What a load of fecking about to login to a website, every single site I've used for 21 years is enter email and password, boom, job done, but this 2FA crap

 

[Ben Thomas]

It’s better to use 2FA, it’s surprisingly easy to bypass most password logins alone. Especially if your password isn’t all that great. Security hygiene has come a long way!


Once you’re used to adding the codes in and setting the initial code up it’s will become easier.

But I’d look at 1Password for long term as it’s much easier. Think Authy but much friendlier UX.

On 1Password there an icon that looks like a QR code that I click and it basically opens a screen recording facility built into 1Password that captures the QR code on screen. Unfortunately, with Authy, you need the mobile application installed, logged in and authorised to be able to set up and scan via QR codes.
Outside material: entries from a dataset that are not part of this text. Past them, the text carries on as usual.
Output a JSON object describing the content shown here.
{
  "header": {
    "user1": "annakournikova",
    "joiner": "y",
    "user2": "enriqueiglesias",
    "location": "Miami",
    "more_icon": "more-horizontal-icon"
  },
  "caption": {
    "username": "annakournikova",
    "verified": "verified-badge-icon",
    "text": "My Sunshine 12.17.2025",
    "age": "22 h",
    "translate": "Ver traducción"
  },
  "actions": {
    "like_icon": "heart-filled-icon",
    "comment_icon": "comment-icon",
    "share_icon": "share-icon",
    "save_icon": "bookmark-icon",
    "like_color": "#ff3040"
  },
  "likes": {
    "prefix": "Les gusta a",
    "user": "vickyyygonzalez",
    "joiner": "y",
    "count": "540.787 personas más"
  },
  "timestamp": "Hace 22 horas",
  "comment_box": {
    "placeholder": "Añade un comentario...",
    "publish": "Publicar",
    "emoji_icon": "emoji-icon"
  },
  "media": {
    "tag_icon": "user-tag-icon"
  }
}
I would try and use the long setup token, too much faffing about to add the app.

 

[rob]

On 2FA I would remove it from any Twitter accounts for now - got booted out of one of my verified ones as the 2FA sms wasn't sending from twitters end, someone had the bright idea of turning off the microservices there apparently... !

 

[Ben Thomas]

On 2FA I would remove it from any Twitter accounts for now - got booted out of one of my verified ones as the 2FA sms wasn't sending from twitters end, someone had the bright idea of turning off the microservices there apparently... !
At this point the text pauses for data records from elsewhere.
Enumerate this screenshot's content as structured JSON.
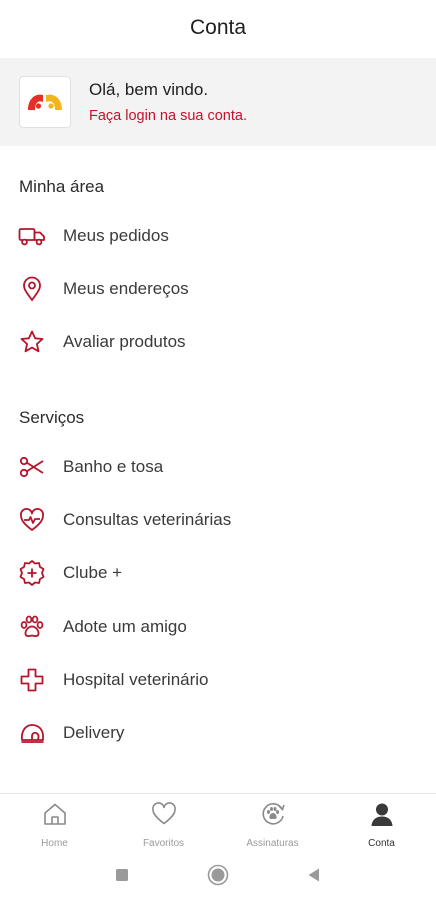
{
  "header": {
    "title": "Conta"
  },
  "login_card": {
    "greeting": "Olá, bem vindo.",
    "login_link": "Faça login na sua conta."
  },
  "sections": {
    "my_area": {
      "title": "Minha área",
      "items": [
        {
          "label": "Meus pedidos",
          "icon": "truck-icon"
        },
        {
          "label": "Meus endereços",
          "icon": "location-pin-icon"
        },
        {
          "label": "Avaliar produtos",
          "icon": "star-icon"
        }
      ]
    },
    "services": {
      "title": "Serviços",
      "items": [
        {
          "label": "Banho e tosa",
          "icon": "scissors-icon"
        },
        {
          "label": "Consultas veterinárias",
          "icon": "heart-pulse-icon"
        },
        {
          "label": "Clube +",
          "icon": "badge-plus-icon"
        },
        {
          "label": "Adote um amigo",
          "icon": "paw-icon"
        },
        {
          "label": "Hospital veterinário",
          "icon": "cross-icon"
        },
        {
          "label": "Delivery",
          "icon": "delivery-helmet-icon"
        }
      ]
    }
  },
  "bottom_nav": {
    "items": [
      {
        "label": "Home",
        "icon": "home-icon",
        "active": false
      },
      {
        "label": "Favoritos",
        "icon": "heart-icon",
        "active": false
      },
      {
        "label": "Assinaturas",
        "icon": "subscription-paw-icon",
        "active": false
      },
      {
        "label": "Conta",
        "icon": "user-icon",
        "active": true
      }
    ]
  },
  "system_nav": [
    "recents-button",
    "home-button",
    "back-button"
  ],
  "colors": {
    "accent": "#c8102e",
    "icon_red": "#b5152b",
    "card_bg": "#f3f3f3",
    "logo_red": "#e63027",
    "logo_yellow": "#f2b51d"
  }
}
Slightly off-topic, but I noticed Google Recaptca was down the other day and that had a similar effect. Literally couldn’t get into any services that required captcha verification from Google, it was crazy.

 

[Systreg]

Thanks for the input, Ben, not sure I can be arsed downloading another authenticator, also looks like to much messing about for me to try and add my phone to Authy, so I'll just stick with using Authy on my laptop.

 

[Ben Thomas]

No worries mate. Yeah, it's a bit of a ball ache really. The text codes are worse. I can't tell you how many accounts I've been locked out of because I changed my number and forgot I needed the old one, lol.